Une semaine après la fin de la bataille de « L’Aube des jurds » qui s’est soldée par l’évacuation des jihadistes du groupe État islamique du territoire libanais, en vertu d’un accord tripartite conclu entre le Hezbollah, le régime syrien et l’EI, l’Arabie saoudite a tiré à boulets rouges sur le parti chiite, invitant pratiquement les Libanais à choisir entre le royaume wahhabite et le parti dirigé par Hassan Nasrallah.
Lundi, sur son compte Twitter, Thamer el-Sabhane, ministre d’État saoudien pour les Affaires du Golfe, a écrit : « Les crimes contre l’humanité que commet le parti du diable (le Hezbollah) contre notre nation auront certainement des répercussions au Liban. Les Libanais devraient faire le choix entre le soutenir ou s’opposer à lui. Le sang des Arabes est cher. »
Si le ministre saoudien s’est contenté de s’en prendre au Hezbollah, son collègue Adel el-Jubeir, chef de la diplomatie saoudienne, s’est directement attaqué hier à l’Iran, l’accusant de perturber la stabilité de la région. « La République islamique déstabilise la région au moyen du Hezbollah et des attaques terroristes », a-t-il déclaré, lors d’une conférence de presse dans la capitale britannique, selon des propos rapportés par des médias libanais.
Outre les attaques directes contre le parti chiite, les propos de MM. Joubeir et Sabhane revêtent une importance certaine, dans la mesure où ils interviennent après une longue absence saoudienne de la scène libanaise, et quelques semaines avant la visite du président de la République, Michel Aoun, à Téhéran. À cela s’ajoute aussi le dénouement de la bataille de « L’Aube des jurds » et la (précaire) cohabitation entre le Hezbollah et ses adversaires locaux au sein du gouvernement, dirigé par Saad Hariri, auquel tout le monde reste attaché en dépit de tous les désaccords entre les deux camps.

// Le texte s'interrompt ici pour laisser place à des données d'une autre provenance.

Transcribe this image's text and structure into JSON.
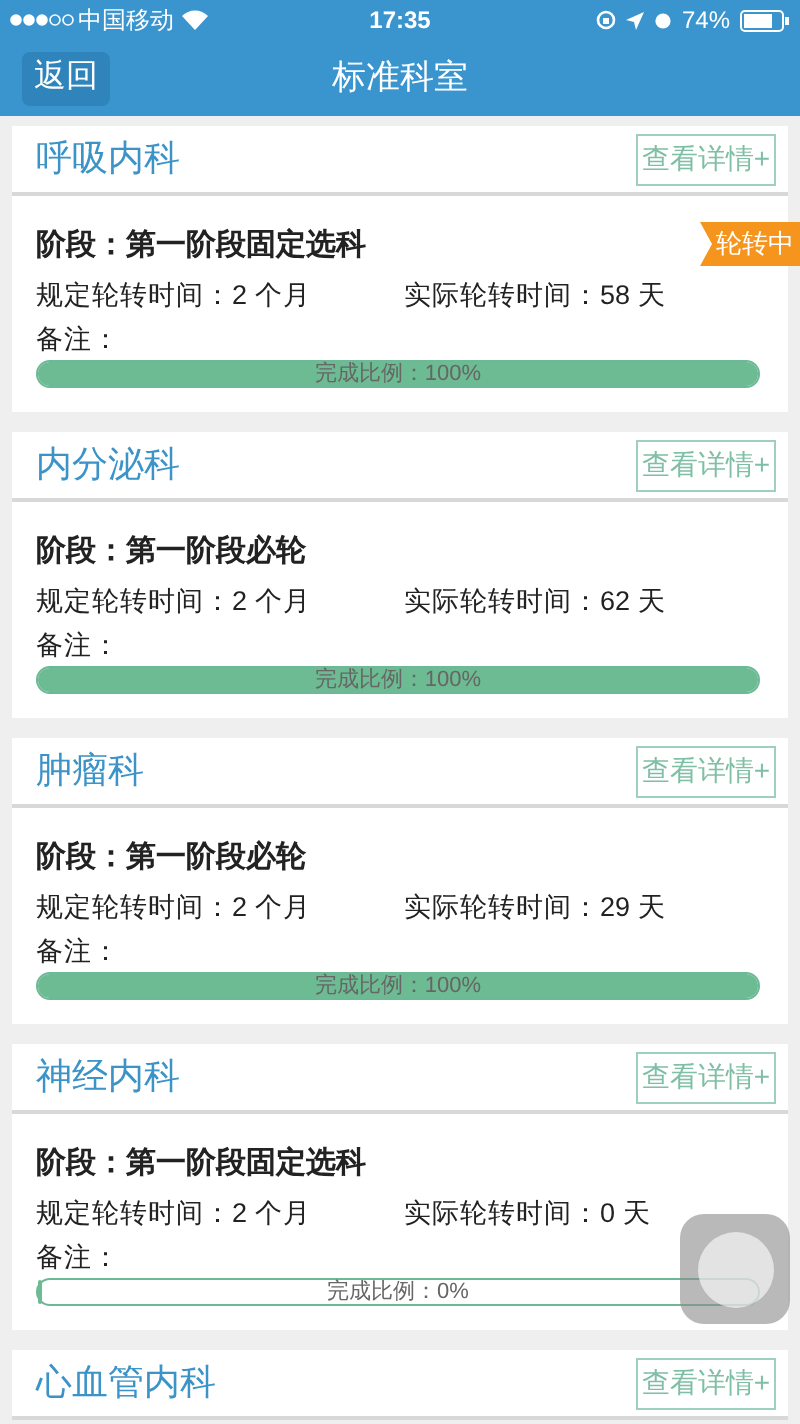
{
  "status_bar": {
    "carrier": "中国移动",
    "time": "17:35",
    "battery": "74%"
  },
  "nav": {
    "back": "返回",
    "title": "标准科室"
  },
  "cards": [
    {
      "title": "呼吸内科",
      "action": "查看详情+",
      "badge": "轮转中",
      "stage": "阶段：第一阶段固定选科",
      "planned": "规定轮转时间：2 个月",
      "actual": "实际轮转时间：58 天",
      "remark": "备注：",
      "progress": {
        "label": "完成比例：100%",
        "level": 1
      }
    },
    {
      "title": "内分泌科",
      "action": "查看详情+",
      "stage": "阶段：第一阶段必轮",
      "planned": "规定轮转时间：2 个月",
      "actual": "实际轮转时间：62 天",
      "remark": "备注：",
      "progress": {
        "label": "完成比例：100%",
        "level": 1
      }
    },
    {
      "title": "肿瘤科",
      "action": "查看详情+",
      "stage": "阶段：第一阶段必轮",
      "planned": "规定轮转时间：2 个月",
      "actual": "实际轮转时间：29 天",
      "remark": "备注：",
      "progress": {
        "label": "完成比例：100%",
        "level": 1
      }
    },
    {
      "title": "神经内科",
      "action": "查看详情+",
      "stage": "阶段：第一阶段固定选科",
      "planned": "规定轮转时间：2 个月",
      "actual": "实际轮转时间：0 天",
      "remark": "备注：",
      "progress": {
        "label": "完成比例：0%",
        "level": 0
      }
    },
    {
      "title": "心血管内科",
      "action": "查看详情+"
    }
  ]
}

L’analyste politique Sami Nader explique les fortes prises de position saoudiennes par la volonté du royaume « d’investir dans les zones où il se trouve en confrontation avec L’Iran ». Interrogé par L’Orient-Le Jour, il fait valoir que « l’époque où l’Arabie saoudite tournait le dos au Liban est révolue ». Allusion à la crise diplomatique entre les deux pays à cause du refus du Liban de se conformer à l’unanimité arabe lors du vote, en janvier 2016, par le conseil de la Ligue arabe, d’une résolution condamnant l’Iran.

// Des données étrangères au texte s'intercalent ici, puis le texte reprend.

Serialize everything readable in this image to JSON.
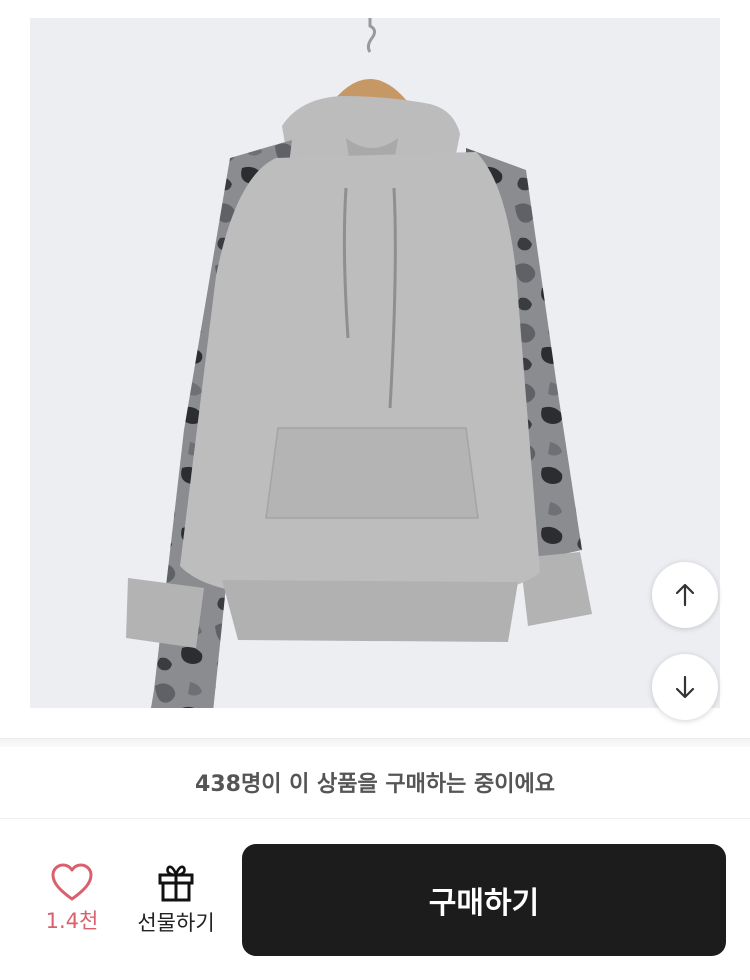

Commentant la dimension strictement locale de la querelle, M. Nader estime qu’ il s’agit d’une tentative de rendre au rapport de forces son équilibre après l’accord tripartite (Hezbollah-Damas-EI) imposé au Liban par le parti de Hassan Nasrallah.

Messages à Aoun et Bassil
Même son de cloche chez Moustapha Allouche, coordinateur du courant du Futur à Tripoli. « Nous souffrons d’un grave problème que constitue le Hezbollah, dans la mesure où il tente de nous imposer des choix dont nous ne voulons pas », dit-il à L’OLJ, avant de poursuivre : « Le Hezb n’a causé que la mort et la destruction dans les pays où il est allé. » Selon le cadre de la formation haririenne, « le parti de Hassan Nasrallah n’est autre que l’outil de l’Iran pour préserver son influence au niveau régional, à l’heure où il enregistre des échecs dans plusieurs pays arabes ».

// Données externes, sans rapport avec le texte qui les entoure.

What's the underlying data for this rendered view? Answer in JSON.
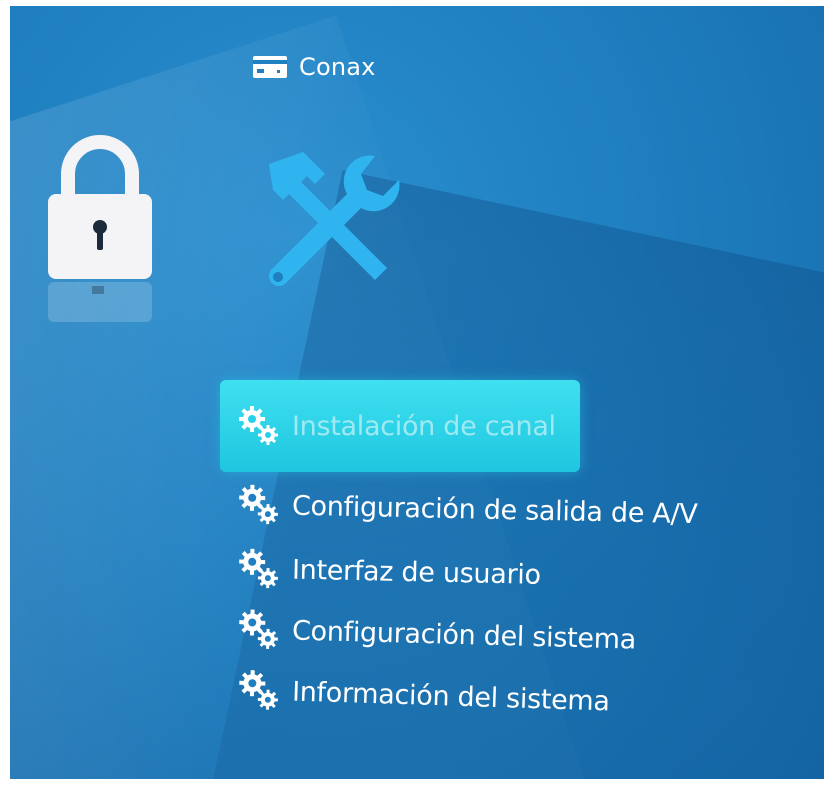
{
  "header": {
    "title": "Conax",
    "icon": "card-icon"
  },
  "menu": {
    "items": [
      {
        "label": "Instalación de canal",
        "icon": "gears-icon",
        "selected": true
      },
      {
        "label": "Configuración de salida de A/V",
        "icon": "gears-icon",
        "selected": false
      },
      {
        "label": "Interfaz de usuario",
        "icon": "gears-icon",
        "selected": false
      },
      {
        "label": "Configuración del sistema",
        "icon": "gears-icon",
        "selected": false
      },
      {
        "label": "Información del sistema",
        "icon": "gears-icon",
        "selected": false
      }
    ]
  },
  "colors": {
    "background": "#1f7fc0",
    "highlight": "#27d0e8",
    "tools_icon": "#2fb4f0",
    "text": "#ffffff"
  }
}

Concernant les retombées des déclarations saoudiennes sur la cohésion de l’équipe ministérielle libanaise, Moustapha Allouche reconnaît que Saad Hariri subirait de « grandes pertes » s’il acceptait « l’hégémonie iranienne sur le pays ». Il estime, toutefois, que les déclarations de MM. Sabhane et Joubeir sont adressées au président Michel Aoun, au chef de la diplomatie, Gebran Bassil, et à tous ceux qui gravitent dans l’orbite du parti chiite et qui continuent à le soutenir.
Mais, du côté de Meerab, on se veut beaucoup plus prudent. Un proche du chef des Forces libanaises, Samir Geagea, se contente ainsi de souligner à L’OLJ que son parti a toujours appelé à « prendre au sérieux » les déclarations des responsables saoudiens. « La marge de manœuvre laissée par le royaume à la République islamique semble se rétrécir », note-t-il.